Ryan Truesdell's Gil Evans Project

A few years ago, Ryan Truesdell, a jazz composer and arranger, gained access to a treasure trove of Gil Evans' handwritten scores from the 1940s to the '80s—some of them recorded, many not—and set out to form a big band to play them. Lines of Color (Blue Note/Artists Share) is the second album to come out of what he calls the Gil Evans Project (the first, Centennial, was released in 2012), and it's something to savor.

These sorts of tribute bands are risky, especially with someone like Evans, who recruited some of the top sidemen of the day and who recorded for labels (Verve and Impulse!) and engineers (Rudy Van Gelder) renowned for their excellent sound.

But Truesdell (below) is a man of good fortune in this respect. For several years, he's been Maria Schneider's score copyist (a job that Schneider once held with Evans, so life comes full circle), and a co-producer on her last couple albums, so seven of her bandmates show up on this album too. And Truesdell himself proves to be a conductor of exquisite balance.

Steve Wilson, James Chirillo, and Jay Anderson may fall a bit short of Steve Lacy, Kenny Burrell, and Paul Chambers (though not by a lot), but they—and most of the other musicians in Truesdell's band—are arguably more proficient session players and sight-readers than the stars of yore (the latter is a key point, given Evans' complex harmonies and the fact that, unlike Ellington, he rarely had a working band in his heyday). To the extent I could compare these tracks to the original versions, Truesdell's hold up very well, in some cases float beyond.

That's another selling point for this album: five of its 11 charts were never recorded before, and a few others weren't recorded in their original versions. (Evans sometimes made changes to accommodate his roster at the time; using HD scans, Truesdell read and transcribed the erasures.) Some of the album's highlights, notably "Easy Living Medley," are heard here for the first time.

The tracks were plucked from six nights of live sets at the Jazz Standard in New York City.

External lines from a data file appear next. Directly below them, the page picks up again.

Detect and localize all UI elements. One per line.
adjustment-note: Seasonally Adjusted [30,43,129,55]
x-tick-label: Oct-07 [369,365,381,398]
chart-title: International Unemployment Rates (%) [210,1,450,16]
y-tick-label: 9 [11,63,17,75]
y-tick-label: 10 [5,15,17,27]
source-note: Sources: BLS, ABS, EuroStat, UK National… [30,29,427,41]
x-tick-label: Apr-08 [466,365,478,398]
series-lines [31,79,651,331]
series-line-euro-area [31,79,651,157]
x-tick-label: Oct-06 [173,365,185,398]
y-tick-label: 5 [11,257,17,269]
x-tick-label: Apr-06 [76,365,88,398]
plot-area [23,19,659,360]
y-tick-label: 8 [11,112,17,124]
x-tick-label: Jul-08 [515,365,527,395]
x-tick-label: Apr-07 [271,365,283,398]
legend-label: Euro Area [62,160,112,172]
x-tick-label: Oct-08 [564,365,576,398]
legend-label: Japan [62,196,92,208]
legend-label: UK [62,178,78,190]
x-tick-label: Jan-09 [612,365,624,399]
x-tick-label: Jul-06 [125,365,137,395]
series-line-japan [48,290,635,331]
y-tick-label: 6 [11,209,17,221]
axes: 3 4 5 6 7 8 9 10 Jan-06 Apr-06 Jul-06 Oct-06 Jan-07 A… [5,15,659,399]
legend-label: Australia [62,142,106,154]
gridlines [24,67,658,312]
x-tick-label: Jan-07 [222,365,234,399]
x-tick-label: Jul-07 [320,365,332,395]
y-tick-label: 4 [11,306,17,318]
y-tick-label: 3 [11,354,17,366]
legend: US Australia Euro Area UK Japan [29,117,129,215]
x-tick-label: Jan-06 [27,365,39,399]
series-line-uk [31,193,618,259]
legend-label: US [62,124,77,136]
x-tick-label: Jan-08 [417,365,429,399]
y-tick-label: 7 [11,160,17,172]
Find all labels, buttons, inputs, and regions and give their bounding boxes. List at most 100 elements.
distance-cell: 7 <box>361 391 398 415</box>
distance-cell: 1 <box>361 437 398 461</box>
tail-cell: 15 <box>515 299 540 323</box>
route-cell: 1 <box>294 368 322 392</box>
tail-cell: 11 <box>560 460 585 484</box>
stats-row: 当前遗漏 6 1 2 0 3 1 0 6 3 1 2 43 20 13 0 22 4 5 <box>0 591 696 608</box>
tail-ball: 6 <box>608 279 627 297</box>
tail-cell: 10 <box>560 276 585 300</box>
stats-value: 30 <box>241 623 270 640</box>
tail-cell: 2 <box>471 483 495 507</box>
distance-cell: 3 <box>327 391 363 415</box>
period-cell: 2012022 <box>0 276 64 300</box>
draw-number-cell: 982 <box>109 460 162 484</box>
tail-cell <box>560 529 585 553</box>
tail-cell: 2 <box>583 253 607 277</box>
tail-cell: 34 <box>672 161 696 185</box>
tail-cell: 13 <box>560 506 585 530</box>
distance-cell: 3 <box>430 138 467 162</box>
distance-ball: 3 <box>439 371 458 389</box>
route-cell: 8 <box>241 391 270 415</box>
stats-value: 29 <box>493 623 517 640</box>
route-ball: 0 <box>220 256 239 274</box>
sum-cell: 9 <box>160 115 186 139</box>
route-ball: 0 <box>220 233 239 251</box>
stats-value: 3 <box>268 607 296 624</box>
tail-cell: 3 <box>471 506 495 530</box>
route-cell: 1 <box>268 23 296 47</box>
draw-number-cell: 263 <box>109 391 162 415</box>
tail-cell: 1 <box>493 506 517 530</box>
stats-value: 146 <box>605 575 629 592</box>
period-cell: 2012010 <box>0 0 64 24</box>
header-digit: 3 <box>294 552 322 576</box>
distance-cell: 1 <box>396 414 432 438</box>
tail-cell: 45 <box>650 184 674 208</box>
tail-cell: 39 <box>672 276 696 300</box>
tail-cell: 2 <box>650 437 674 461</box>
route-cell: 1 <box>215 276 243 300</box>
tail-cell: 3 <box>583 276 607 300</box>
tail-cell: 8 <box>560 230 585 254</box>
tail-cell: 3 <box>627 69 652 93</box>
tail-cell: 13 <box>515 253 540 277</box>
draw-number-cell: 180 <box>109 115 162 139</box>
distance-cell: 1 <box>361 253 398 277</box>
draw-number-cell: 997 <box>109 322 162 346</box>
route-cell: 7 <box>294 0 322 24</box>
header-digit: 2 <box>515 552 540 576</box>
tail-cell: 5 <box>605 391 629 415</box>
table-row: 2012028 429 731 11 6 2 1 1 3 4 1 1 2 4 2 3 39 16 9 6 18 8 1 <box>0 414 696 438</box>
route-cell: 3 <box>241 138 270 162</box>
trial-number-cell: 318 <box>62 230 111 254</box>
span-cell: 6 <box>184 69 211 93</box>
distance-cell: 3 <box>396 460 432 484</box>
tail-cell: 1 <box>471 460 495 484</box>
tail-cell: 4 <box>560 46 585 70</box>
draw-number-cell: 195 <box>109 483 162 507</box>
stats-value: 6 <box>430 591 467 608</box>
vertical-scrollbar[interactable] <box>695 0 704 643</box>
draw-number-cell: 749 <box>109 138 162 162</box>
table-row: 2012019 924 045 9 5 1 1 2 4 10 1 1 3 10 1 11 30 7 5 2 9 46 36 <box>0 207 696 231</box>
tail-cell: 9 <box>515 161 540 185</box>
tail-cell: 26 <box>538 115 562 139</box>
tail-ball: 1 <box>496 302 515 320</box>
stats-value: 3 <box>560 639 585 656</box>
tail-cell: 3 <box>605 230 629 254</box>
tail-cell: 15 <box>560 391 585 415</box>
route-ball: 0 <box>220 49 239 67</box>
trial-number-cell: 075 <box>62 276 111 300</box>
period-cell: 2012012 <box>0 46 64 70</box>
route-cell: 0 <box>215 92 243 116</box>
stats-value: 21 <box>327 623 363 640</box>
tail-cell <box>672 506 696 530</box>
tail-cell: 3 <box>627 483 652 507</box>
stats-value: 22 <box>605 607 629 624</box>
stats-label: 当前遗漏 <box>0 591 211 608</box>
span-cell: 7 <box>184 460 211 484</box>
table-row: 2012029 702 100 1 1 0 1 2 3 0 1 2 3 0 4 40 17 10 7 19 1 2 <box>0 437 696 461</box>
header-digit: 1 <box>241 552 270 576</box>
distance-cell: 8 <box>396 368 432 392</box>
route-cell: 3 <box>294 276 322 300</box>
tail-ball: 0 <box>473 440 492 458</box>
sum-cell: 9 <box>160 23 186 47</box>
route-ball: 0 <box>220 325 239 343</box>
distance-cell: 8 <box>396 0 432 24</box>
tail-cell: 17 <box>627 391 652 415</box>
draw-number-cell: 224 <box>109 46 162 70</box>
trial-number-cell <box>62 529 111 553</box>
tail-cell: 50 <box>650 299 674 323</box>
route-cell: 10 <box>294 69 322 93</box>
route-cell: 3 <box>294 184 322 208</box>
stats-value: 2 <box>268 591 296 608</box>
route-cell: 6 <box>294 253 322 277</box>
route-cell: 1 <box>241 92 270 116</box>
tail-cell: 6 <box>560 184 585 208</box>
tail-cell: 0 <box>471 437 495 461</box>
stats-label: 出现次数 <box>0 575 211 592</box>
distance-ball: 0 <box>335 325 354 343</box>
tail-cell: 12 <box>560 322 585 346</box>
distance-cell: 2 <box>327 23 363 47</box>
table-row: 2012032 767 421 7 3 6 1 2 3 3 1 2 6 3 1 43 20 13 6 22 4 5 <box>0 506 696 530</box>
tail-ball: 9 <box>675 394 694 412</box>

I was at one of those sets; none of the performances that night wound up on the album, but I know the sound of the Standard very well (it's one of the two or three finest-sounding jazz rooms in the city), and this disc—engineered by James Farber, Tyler McDarmid, and Geoff Countryman—captures the ambience. Every line is clear, the dynamics (loud and soft) ring out, and the colors are lush. The tonal balance is a bit bright, but only a bit, nothing glaring.